Research includes total synthesis for medicinal and agrochemical applications. New environmentally-friendly methods in free-radical chemistry are being invented and applied to the synthesis of complex compounds with activity as analgesics, as anti-Alzheimer treatments and as anti-cancer therapies.
International collaborative studies of new pteridines as potent inhibitors of important enzymes also have fundamental applications to cancer therapy.
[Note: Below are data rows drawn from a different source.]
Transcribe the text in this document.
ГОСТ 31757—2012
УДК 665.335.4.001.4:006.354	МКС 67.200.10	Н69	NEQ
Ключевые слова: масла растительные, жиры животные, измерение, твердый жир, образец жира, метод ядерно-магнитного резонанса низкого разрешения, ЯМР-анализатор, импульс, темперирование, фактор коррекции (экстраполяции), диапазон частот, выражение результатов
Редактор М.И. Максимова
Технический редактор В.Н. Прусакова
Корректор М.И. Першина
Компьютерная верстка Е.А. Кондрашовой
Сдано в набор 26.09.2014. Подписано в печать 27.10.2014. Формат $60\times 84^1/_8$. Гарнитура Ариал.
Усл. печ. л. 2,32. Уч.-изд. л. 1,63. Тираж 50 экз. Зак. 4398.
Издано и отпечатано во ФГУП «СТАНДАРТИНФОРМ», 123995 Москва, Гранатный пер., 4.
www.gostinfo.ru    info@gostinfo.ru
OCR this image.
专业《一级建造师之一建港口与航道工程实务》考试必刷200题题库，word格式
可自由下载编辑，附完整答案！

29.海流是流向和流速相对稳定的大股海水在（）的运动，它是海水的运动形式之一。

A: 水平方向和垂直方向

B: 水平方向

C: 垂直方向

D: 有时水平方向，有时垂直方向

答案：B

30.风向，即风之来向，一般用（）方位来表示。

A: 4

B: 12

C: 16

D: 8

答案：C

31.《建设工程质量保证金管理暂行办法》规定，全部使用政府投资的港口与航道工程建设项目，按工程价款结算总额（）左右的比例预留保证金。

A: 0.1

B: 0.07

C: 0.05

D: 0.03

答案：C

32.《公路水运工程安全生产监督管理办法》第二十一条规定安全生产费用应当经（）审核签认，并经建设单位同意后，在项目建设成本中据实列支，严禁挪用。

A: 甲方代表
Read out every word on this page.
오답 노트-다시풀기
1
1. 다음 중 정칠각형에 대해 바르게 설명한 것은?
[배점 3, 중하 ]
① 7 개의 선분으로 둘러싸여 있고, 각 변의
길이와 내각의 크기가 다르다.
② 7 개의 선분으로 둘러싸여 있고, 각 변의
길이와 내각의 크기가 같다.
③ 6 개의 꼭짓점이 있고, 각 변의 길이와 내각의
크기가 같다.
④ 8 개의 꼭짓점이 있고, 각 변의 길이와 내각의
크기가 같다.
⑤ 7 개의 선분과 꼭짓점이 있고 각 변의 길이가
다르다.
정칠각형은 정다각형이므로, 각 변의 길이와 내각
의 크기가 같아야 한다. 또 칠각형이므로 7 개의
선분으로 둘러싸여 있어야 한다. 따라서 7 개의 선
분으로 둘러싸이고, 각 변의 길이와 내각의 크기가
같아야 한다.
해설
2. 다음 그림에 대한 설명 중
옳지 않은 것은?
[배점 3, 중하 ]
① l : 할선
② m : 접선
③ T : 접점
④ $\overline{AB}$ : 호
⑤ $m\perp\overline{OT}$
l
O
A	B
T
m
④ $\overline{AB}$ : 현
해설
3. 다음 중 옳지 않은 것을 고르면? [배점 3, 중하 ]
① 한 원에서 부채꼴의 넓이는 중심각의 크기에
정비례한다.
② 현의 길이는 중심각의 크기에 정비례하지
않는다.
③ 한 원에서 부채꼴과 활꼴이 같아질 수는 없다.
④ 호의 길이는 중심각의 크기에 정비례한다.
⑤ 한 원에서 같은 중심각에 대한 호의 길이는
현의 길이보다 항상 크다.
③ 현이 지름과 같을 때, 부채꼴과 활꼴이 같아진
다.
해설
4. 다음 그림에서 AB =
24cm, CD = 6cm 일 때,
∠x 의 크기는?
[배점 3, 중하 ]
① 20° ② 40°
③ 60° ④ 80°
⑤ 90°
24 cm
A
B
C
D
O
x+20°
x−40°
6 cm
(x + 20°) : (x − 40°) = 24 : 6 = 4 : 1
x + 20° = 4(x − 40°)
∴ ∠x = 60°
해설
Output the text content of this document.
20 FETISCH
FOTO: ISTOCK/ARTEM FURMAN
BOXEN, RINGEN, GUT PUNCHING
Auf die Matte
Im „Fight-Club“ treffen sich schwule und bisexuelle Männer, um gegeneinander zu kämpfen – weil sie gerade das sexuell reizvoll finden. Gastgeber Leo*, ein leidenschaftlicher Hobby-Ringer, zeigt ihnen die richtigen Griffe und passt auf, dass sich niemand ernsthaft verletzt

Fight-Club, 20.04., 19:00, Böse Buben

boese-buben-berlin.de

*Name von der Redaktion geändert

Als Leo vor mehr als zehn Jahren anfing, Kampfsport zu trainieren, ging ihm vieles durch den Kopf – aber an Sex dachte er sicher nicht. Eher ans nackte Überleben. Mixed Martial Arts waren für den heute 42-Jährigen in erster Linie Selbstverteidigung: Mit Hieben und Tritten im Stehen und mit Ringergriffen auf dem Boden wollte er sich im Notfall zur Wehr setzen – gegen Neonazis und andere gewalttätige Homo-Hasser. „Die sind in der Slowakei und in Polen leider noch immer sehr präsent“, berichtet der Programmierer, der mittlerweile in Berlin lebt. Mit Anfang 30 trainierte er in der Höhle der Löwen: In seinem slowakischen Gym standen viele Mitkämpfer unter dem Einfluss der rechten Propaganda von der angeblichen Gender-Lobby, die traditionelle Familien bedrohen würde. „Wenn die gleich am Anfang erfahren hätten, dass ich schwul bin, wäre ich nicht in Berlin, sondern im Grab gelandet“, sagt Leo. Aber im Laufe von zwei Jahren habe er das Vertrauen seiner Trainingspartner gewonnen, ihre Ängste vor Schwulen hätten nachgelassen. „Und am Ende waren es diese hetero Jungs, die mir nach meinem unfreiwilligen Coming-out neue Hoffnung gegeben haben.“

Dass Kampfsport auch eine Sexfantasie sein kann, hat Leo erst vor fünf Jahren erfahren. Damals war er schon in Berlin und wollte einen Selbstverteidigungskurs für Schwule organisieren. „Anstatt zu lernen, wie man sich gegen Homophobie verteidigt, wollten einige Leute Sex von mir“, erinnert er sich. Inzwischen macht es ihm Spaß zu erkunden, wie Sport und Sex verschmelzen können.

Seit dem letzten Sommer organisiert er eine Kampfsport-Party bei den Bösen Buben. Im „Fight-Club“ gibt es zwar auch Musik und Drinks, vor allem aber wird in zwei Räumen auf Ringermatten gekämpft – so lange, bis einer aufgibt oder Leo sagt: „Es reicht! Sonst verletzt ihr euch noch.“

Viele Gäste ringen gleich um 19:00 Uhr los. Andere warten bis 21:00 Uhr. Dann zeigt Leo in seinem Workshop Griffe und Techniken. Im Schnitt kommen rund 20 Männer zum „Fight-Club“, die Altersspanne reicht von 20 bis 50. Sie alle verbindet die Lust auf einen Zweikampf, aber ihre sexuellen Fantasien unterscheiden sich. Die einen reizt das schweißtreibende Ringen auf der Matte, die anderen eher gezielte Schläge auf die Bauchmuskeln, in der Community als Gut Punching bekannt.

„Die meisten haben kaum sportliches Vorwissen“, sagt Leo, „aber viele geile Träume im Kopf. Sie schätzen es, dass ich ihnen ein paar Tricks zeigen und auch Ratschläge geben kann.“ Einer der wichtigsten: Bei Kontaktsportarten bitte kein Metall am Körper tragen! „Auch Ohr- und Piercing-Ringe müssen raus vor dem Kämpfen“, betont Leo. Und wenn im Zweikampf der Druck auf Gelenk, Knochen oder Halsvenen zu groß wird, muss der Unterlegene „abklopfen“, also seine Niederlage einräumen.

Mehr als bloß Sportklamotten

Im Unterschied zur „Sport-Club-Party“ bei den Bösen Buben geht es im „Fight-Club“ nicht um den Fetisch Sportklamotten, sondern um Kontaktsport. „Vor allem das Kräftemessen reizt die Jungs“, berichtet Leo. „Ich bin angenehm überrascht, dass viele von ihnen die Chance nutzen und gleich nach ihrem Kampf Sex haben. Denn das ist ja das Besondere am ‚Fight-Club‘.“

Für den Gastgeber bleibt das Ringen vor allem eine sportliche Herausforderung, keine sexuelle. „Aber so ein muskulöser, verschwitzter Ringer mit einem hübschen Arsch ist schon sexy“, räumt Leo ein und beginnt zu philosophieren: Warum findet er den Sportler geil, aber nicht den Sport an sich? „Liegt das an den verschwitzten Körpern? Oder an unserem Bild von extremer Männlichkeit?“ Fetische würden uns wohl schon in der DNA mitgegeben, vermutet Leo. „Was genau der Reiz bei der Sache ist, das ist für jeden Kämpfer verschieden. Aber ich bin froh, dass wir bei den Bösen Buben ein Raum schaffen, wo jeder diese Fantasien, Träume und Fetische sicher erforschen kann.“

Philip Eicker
The synthesis of sequence-selective DNA minor-groove binders addresses the cancer theme from a third angle.
In the field of organometallic chemistry, complexes based on several transition and non-transition metals are being investigated and applied in new ways to develop stereocontrolled syntheses of important organic molecules, including antibiotics and anti-malarial agents.
Physical organic chemistry is well represented through studies of reactive intermediates by low-temperature matrix isolation and by new studies of chemistry in ionic liquids.
Polymer chemistry plays a major role in organic chemistry research and lends itself to natural collaborations both within and outside the Department.
The organic chemistry of polymers emphasises the synthesis of tailored polymers with specific chemical or physical properties.
Applications include polymer catalysis, selective polymeric sorbents and proton-conducting polymers, all of which have strong commercial and technological relevance.
More fundamental studies focus on novel methods of controlling backbone architecture and chirality.
The department contributes to collaborative drug research through PharmaLinks (external link) and the Strathclyde Institute for Drug Research (external link).